While one member of the organization authored the pamphlet, it represented the contributions of the entire party.

Looking back, McCubbin states, “In the fall of 1975, I finally felt I had, at least minimally, what I needed and sat down to write.” He recalls finishing the first edition of the manuscript in early winter.

McCubbin gave copies of the analysis, which so many comrades of all sexualities had contributed to in ways small and large, to WWP founders Sam Marcy and Dorothy Ballan, and to Fred Goldstein, today a contributing editor to Workers World newspaper. McCubbin said the feedback from these comrades—”whose profound grounding in the science of Marxism and whose analytical abilities I have always admired”—was extremely positive.

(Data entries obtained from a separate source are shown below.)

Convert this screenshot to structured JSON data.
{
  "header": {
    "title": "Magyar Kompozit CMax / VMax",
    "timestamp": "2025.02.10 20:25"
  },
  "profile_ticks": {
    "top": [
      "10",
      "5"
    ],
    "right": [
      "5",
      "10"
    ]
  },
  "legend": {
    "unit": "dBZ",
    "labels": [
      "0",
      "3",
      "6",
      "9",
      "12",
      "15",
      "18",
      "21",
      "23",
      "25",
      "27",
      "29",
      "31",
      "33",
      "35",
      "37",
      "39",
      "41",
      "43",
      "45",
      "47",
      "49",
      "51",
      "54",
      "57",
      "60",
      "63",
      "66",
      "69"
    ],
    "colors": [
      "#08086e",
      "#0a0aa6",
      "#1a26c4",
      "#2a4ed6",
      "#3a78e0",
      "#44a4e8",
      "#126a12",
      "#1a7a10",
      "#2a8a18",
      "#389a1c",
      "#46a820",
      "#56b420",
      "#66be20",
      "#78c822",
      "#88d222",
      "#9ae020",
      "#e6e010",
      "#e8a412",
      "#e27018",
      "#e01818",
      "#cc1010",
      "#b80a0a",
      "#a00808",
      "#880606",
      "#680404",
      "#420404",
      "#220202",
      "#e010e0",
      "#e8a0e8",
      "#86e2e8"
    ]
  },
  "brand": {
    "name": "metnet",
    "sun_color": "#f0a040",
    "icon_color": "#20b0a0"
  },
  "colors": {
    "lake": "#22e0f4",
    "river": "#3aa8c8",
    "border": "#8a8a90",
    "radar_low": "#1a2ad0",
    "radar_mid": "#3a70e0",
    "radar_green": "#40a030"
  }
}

The impact of this Marxist analysis on the left-wing movement, and lesbian and gay self-identified radicals and revolutionaries within it, was first politically felt just one month later, in a pre-publication edition of the pamphlet.

A delegation of lesbian/gay/transgender and heterosexual members of Workers World Party traveled by bus from New York City to Chicago through a blizzard to take part in the January 1976 “Hard Times” conference. As part of their political work at the conference, they sold all 300 xeroxed copies of the pamphlet they’d brought with them.

What made the defense of the lesbian and gay liberation struggle at that event particularly important, McCubbin emphasizes, “was that this conference was a gathering of most of what remained of what was called ‘the New Left’—the radical youth movement of the late sixties and early seventies.”

It was not an easy task to politically intervene in the conference with a strong Marxist call to defend lesbian and gay liberation as a dynamically integral and necessary part of battling capitalism—economically and socially, politically and ideologically.

Many white activists there, even those who were lesbian or gay themselves, tried to argue that this oppression was of “secondary” or “tertiary” importance in the overall struggle for liberation.

“It’s hard to understand,” McCubbin notes, “but even at this late date—1976—there was still strong resistance within the progressive movement to acknowledging the legitimacy of the struggles of lesbians and gay men for full equality.”

Workers World Party’s principled position as part of

and in solidarity with the lesbian/gay liberation move-ment of the early and mid-1970s strongly influenced both the left wing of the communist movement and the left wing of the autonomous movement for sexual liberation.